The Twelfth Biennial Conference of the General Federation of Women's Clubs is held in Chicago, Illinois. After much debate and opposition, notably from southern delegates under the direction of Georgia's own Mrs. Z. I. Fitzpatrick, the General Federation of Women's Clubs decides to endorse suffrage.

1-4 August 1914
The First World War begins. Germany declares war on Russia and invades Belgium. The invasion prompts Great Britain to declare war on Germany.

January 1915
Woman's Peace Party is founded by Jane Addams, Sophonisba Breckinridge, Carrie Chapman Catt, Anna Howard Shaw, and Mrs. Booker T. Washington.

1 September 1916
The Keating-Owen Act is passed by Congress. The act raises the minimum age of workers to fourteen, enforces an eight hour workday, and bans the interstate commerce of goods made by children. In 1918, the Keating-Owen Act is declared unconstitutional by the Supreme Court.

16 October 1916
Margaret Sanger opens the country's first birth control clinic in Brooklyn, New York.

6 April 1917
The United States officially enters the First World War by declaring war on Germany.

24 April 1917
Congress passes the Liberty Loan Act authorizing the Secretary of the Treasury to issue two million dollars in war bonds at an interest rate of 3.5 percent. By the close of the war the Department of Treasury collected twenty-one billion dollars.

17 December 1917
Congress passes the Eighteenth Amendment which prohibits the manufacture, transportation, or sale of alcohol.

March 1918
The first wave of the influenza pandemic of 1918 reaches the United States when Camp Funston in Fort Riley, Kansas reports the first known outbreak on American soil. The pandemic, which targeted men and women between the ages of twenty and forty, was responsible for the death of over 600,000 Americans.

1919
The General Federation of Women's Clubs creates the Overseas Service Unit. Working with the YMCA, the Overseas Service Unit sends one hundred women to Europe to assist wounded soldiers during the First World War.

4 June 1919
Congress approves and passes the Nineteenth Amendment. The amendment is sent to the states for ratification.

24 July 1919
Georgia becomes the first state to reject the ratification of the Nineteenth Amendment.

5 June 1920
The Women's Bureau is founded as a branch of the United States Labor Department.

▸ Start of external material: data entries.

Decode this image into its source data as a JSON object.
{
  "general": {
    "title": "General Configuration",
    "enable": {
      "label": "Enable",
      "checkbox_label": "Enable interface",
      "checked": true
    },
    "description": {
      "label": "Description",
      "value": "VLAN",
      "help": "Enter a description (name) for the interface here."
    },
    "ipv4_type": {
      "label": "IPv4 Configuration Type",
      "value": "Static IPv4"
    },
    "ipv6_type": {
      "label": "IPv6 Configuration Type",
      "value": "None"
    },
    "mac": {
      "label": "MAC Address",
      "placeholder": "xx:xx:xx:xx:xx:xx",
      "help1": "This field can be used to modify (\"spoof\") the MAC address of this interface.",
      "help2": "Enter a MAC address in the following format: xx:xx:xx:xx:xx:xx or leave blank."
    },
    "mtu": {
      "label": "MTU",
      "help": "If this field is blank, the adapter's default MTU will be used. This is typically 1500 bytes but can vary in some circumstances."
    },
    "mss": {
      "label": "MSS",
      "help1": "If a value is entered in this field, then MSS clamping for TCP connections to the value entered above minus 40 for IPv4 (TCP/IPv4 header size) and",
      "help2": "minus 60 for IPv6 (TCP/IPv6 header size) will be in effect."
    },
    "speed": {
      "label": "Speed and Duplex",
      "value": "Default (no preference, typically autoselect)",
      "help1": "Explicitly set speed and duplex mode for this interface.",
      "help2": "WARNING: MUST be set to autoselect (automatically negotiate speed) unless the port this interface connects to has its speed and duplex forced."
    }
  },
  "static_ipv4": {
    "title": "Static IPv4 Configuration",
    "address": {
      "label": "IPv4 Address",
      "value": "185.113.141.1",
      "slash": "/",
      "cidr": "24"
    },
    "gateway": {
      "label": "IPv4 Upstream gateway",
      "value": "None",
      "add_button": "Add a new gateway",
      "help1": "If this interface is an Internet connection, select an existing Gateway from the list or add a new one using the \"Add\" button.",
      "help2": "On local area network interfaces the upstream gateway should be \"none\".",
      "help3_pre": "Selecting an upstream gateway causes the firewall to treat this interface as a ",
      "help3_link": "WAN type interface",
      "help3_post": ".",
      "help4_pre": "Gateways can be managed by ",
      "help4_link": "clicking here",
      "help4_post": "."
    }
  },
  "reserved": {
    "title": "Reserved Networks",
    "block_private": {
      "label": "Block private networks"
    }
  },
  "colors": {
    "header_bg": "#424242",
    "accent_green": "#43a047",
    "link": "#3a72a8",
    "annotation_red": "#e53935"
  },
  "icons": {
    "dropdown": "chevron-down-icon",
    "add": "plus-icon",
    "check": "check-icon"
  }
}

The Women's Bureau is formed with the purpose to provide government oversight and improve working conditions for wage-earning women.

18 August 1920
The Nineteenth Amendment, or the Susan B. Anthony Amendment, is ratified.

1921
The Sheppard-Towner Act, an act providing funding for maternity and pediatric clinics around the country, is passed.

1921
The General Federation of Women's Clubs creates the Indian Welfare Committee to work for the enfranchisement of Native Americans, improvement of educational and health facilities, and the preservation of Native American culture.

21 November 1922
Rebecca Latimer Felton, an outspoken reformer and prominent Georgian, was sworn into office as a United States senator. Though Felton's term only lasted twenty-four hours, she became the first woman to occupy a seat in the United States Senate.

10 December 1931
Jane Addams is awarded the Nobel Peace Prize for her work in the Peace Movement.